I bambini non si fidano di Alexa

Tendiamo a pensare che i bambini accettino senza spirito critico tutte le informazioni che giungono loro. Non è così.

di Tanya Basu

Un giorno Judith Danovitch sentì suo figlio, che allora aveva quattro anni, chiedere a Siri sull’iPad di famiglia. “Di che colore indosso la camicia?”. Danovitch, un ricercatore dell’Università di Louisville, afferma che il bambino stava testando i confini della conoscenza di Siri, un modo di procedere che, secondo la sua ricerca, accade spesso quando i bambini arrivano a quell’età.

E più studi lei e altri conducono sul campo, più evidente appare questo comportamento. In uno, pubblicato a maggio, Danovitch e due colleghi hanno condotto uno “studio sulla fiducia selettiva” su bambini cinesi, in cui i bambini di età compresa tra i cinque e gli otto anni sono stati divisi in gruppi e hanno posto domande come “Quanti giorni impiega Marte a girare intorno al Sole?”.

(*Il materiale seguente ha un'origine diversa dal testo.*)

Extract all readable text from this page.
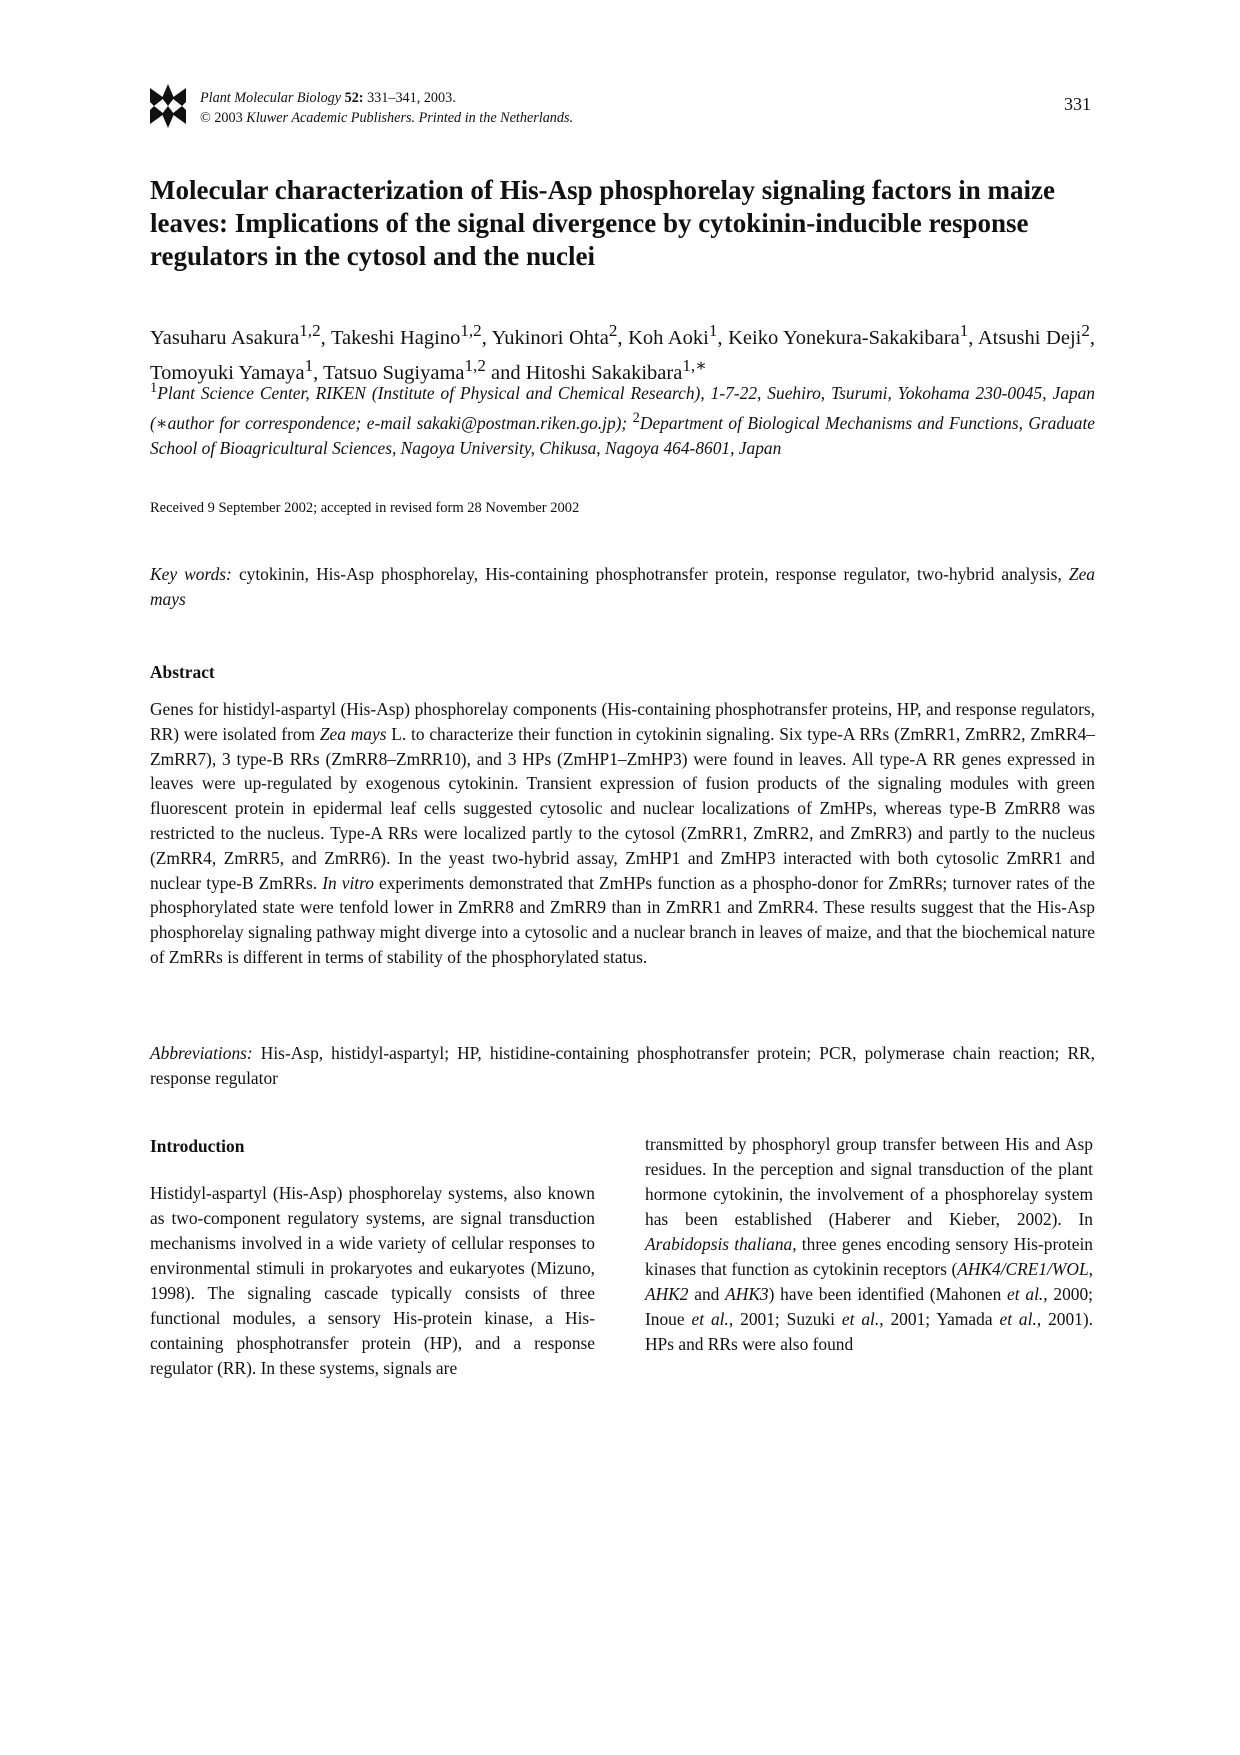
Plant Molecular Biology 52: 331–341, 2003.
© 2003 Kluwer Academic Publishers. Printed in the Netherlands.
331
Molecular characterization of His-Asp phosphorelay signaling factors in maize leaves: Implications of the signal divergence by cytokinin-inducible response regulators in the cytosol and the nuclei
Yasuharu Asakura$^{1,2}$, Takeshi Hagino$^{1,2}$, Yukinori Ohta$^2$, Koh Aoki$^1$, Keiko Yonekura-Sakakibara$^1$, Atsushi Deji$^2$, Tomoyuki Yamaya$^1$, Tatsuo Sugiyama$^{1,2}$ and Hitoshi Sakakibara$^{1,∗}$
$^1$Plant Science Center, RIKEN (Institute of Physical and Chemical Research), 1-7-22, Suehiro, Tsurumi, Yokohama 230-0045, Japan (∗author for correspondence; e-mail sakaki@postman.riken.go.jp); $^2$Department of Biological Mechanisms and Functions, Graduate School of Bioagricultural Sciences, Nagoya University, Chikusa, Nagoya 464-8601, Japan
Received 9 September 2002; accepted in revised form 28 November 2002
Key words: cytokinin, His-Asp phosphorelay, His-containing phosphotransfer protein, response regulator, two-hybrid analysis, Zea mays
Abstract
Genes for histidyl-aspartyl (His-Asp) phosphorelay components (His-containing phosphotransfer proteins, HP, and response regulators, RR) were isolated from Zea mays L. to characterize their function in cytokinin signaling. Six type-A RRs (ZmRR1, ZmRR2, ZmRR4–ZmRR7), 3 type-B RRs (ZmRR8–ZmRR10), and 3 HPs (ZmHP1–ZmHP3) were found in leaves. All type-A RR genes expressed in leaves were up-regulated by exogenous cytokinin. Transient expression of fusion products of the signaling modules with green fluorescent protein in epidermal leaf cells suggested cytosolic and nuclear localizations of ZmHPs, whereas type-B ZmRR8 was restricted to the nucleus. Type-A RRs were localized partly to the cytosol (ZmRR1, ZmRR2, and ZmRR3) and partly to the nucleus (ZmRR4, ZmRR5, and ZmRR6). In the yeast two-hybrid assay, ZmHP1 and ZmHP3 interacted with both cytosolic ZmRR1 and nuclear type-B ZmRRs. In vitro experiments demonstrated that ZmHPs function as a phospho-donor for ZmRRs; turnover rates of the phosphorylated state were tenfold lower in ZmRR8 and ZmRR9 than in ZmRR1 and ZmRR4. These results suggest that the His-Asp phosphorelay signaling pathway might diverge into a cytosolic and a nuclear branch in leaves of maize, and that the biochemical nature of ZmRRs is different in terms of stability of the phosphorylated status.
Abbreviations: His-Asp, histidyl-aspartyl; HP, histidine-containing phosphotransfer protein; PCR, polymerase chain reaction; RR, response regulator
Introduction
Histidyl-aspartyl (His-Asp) phosphorelay systems, also known as two-component regulatory systems, are signal transduction mechanisms involved in a wide variety of cellular responses to environmental stimuli in prokaryotes and eukaryotes (Mizuno, 1998). The signaling cascade typically consists of three functional modules, a sensory His-protein kinase, a His-containing phosphotransfer protein (HP), and a response regulator (RR). In these systems, signals are
transmitted by phosphoryl group transfer between His and Asp residues. In the perception and signal transduction of the plant hormone cytokinin, the involvement of a phosphorelay system has been established (Haberer and Kieber, 2002). In Arabidopsis thaliana, three genes encoding sensory His-protein kinases that function as cytokinin receptors (AHK4/CRE1/WOL, AHK2 and AHK3) have been identified (Mahonen et al., 2000; Inoue et al., 2001; Suzuki et al., 2001; Yamada et al., 2001). HPs and RRs were also found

Danovitch ha presentato due narrazioni contrastanti a questi bambini: Internet parlava di 600 giorni; il loro insegnante sosteneva 700. Di chi si fidavano? (Comunque la risposta è 687 giorni). Si è scoperto che i bambini si fidano in modo schiacciante dell’insegnante, anche se l’insegnante ha torto. Questo ha senso: conoscono il loro insegnante con il quale hanno un’ottima relazione.

Ma i bambini hanno ascoltato anche i loro coetanei su Internet, anche se sapevano che i loro amici conoscevano l’argomento quanto loro. La teoria di Danovitch sul perché i bambini si comportino in questo modo è che l’idea degli assistenti vocali – e, per estensione, di Internet – sia amorfa e difficile da comprendere.

Se sei una bambina che pensa ci sia una donna minuscola che vive in cucina chiamata Alexa (come ha detto il figlio a Danovitch), difficilmente ti affiderai a qualcosa che non conosci. Fidarsi di un’altra persona, invece, è cablato nel nostro cervello.

All’inizio di quest’anno, Silvia Lovato della Northwestern University ha presentato una ricerca su come i bambini americani della stessa fascia d’età studiati da Danovitch non siano solo scettici nei confronti degli assistenti vocali, ma straordinariamente creativi nei loro tentativi di testare l’affidabilità dei gadget.

Lovato dice che i bambini hanno riempito gli assistenti di domande. Le creature fantasy erano un pilastro: l’articolo di Lovato si intitola Hey Google, esistono gli unicorni?. Gli assistenti vocali sono spesso programmati per rispondere “Non lo so” a questo tipo di domande (Babbo Natale, coniglietto di Pasqua e la fatina dei denti, eccetera), facendoli apparire meno affidabili nei confronti dei bambini.

Il lavoro di Danovitch e Lovato indica che non solo i bambini sono molto più sofisticati della tecnologia di quanto pensiamo, ma anche che noi, come esseri umani, abbiamo un radicato senso di scetticismo nei confronti di fonti sconosciute che in qualche modo diminuisce man mano che invecchiamo.

L’assalto di notizie false e le dilaganti campagne di disinformazione ora comuni sui social media potrebbero far sembrare che noi umani nella nostra superficialità non investighiamo sulle fonti così profondamente come dovremmo. Questi studi indicano altrimenti: la tecnologia non è qualcosa di cui ci fidiamo naturalmente, almeno quando siamo giovani.

“I bambini sono molto attenti”, afferma Danovitch. “Tengono traccia di chi sa di cosa stanno parlando e chi no. Inoltre, non credono ciecamente ad ogni risposta che ottengono e mostrano la stessa diffidenza nei confronti di Internet o dei programmi per computer”.